Jose Ramirez-Hernandez has been with American Airlines 9 years working for the Operations Research & Advanced Analytics group and providing support to the different business units within the Tech Ops organization. He has a BS and MS in Electrical Engineering (EE) from the University of Costa Rica, and Ph.D. in EE from the University of Cincinnati.



Predictive Maintenance (PDM) is not an emerging technology – a survey based position paper on where the industry stands and its relevance for the time after the crisis 

Gesine Varfis


On-Board Diagnostic Systems (OBD) have been generating fault messages about safety-critical systems such as engines, thrust reversers and APU for over a decade. The new dynamic around PDM is related to the use of smarter and more sensors, easier access to leverage cloud computing and enhanced techniques for data analytics like machine learning or artificial intelligence.

The PDM 'frontier' was moved daily before the crisis.
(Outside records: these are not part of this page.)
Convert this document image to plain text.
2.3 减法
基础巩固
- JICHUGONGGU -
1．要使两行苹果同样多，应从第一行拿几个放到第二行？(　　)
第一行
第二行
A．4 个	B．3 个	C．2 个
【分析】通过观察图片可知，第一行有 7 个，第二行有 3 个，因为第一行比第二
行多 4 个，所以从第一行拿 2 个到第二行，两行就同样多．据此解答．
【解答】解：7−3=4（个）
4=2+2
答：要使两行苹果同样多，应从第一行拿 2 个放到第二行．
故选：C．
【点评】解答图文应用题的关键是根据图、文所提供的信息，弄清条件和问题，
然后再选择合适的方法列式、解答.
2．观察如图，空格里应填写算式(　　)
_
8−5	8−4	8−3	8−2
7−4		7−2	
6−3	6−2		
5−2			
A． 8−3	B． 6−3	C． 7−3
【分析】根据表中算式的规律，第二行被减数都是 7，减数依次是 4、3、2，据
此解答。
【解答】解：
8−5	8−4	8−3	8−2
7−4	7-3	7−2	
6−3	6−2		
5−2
Analytics and data platforms are provided by numerous OEMs, airlines, MROs, data analytics and IT services providers. All working on a fully analytics driven industry with zero AOG embedded into condition based maintenance.  This position paper is based on a survey where we wanted to find out if PDM is going to be the or just one of many drivers shaping tomorrow's industrial revolution for aircraft maintenance #MRO 4.0, as well as how far airlines are in converting predictors into operational planning.


At APSYS Gesine is responsible for Airline and MRO Marketing. Together with her colleagues Gesine is ramping up a maintenance innovation program futureMROways. Gesine worked as CIO and COO advisor for Aeroflot. Prior to Aeroflot Gesine was Management Consultant for Lufthansa Consulting with a focus on MCC, Operations Control and Hub Control Center projects.





Maintaining a Digital Twin for Aircraft during Operation

Darren Macer, Boeing


Once an aircraft is delivered and enters operational service, its digital twin must be maintained to mirror anything that its physical components experiences—we call this operational aspect of the digital twin the Operational Digital Twin.  With the additional operational data, the physical entity is replicated digitally. This enables a comparison of its state to its peers, the determination of its current condition, an understanding whether it is operating as designed/expected, and predictions regarding its future condition. This operational understanding will, in turn, provide the information on which support and services can be based, and provide essential information back into design and production.


Boeing has been creating Operational Digital Twins across fleets and applying their capabilities along the whole life-cycle of the aircraft. This presentation will provide an overview of these capabilities, and how they enable predictive maintenance, health management, operational understanding and condition-based maintenance. We will also provide a characterization of Operational Digital Twin capabilities into five main areas: Data, Configuration, Data Science/Modelling, Future Simulation and Planning, and Processing capabilities.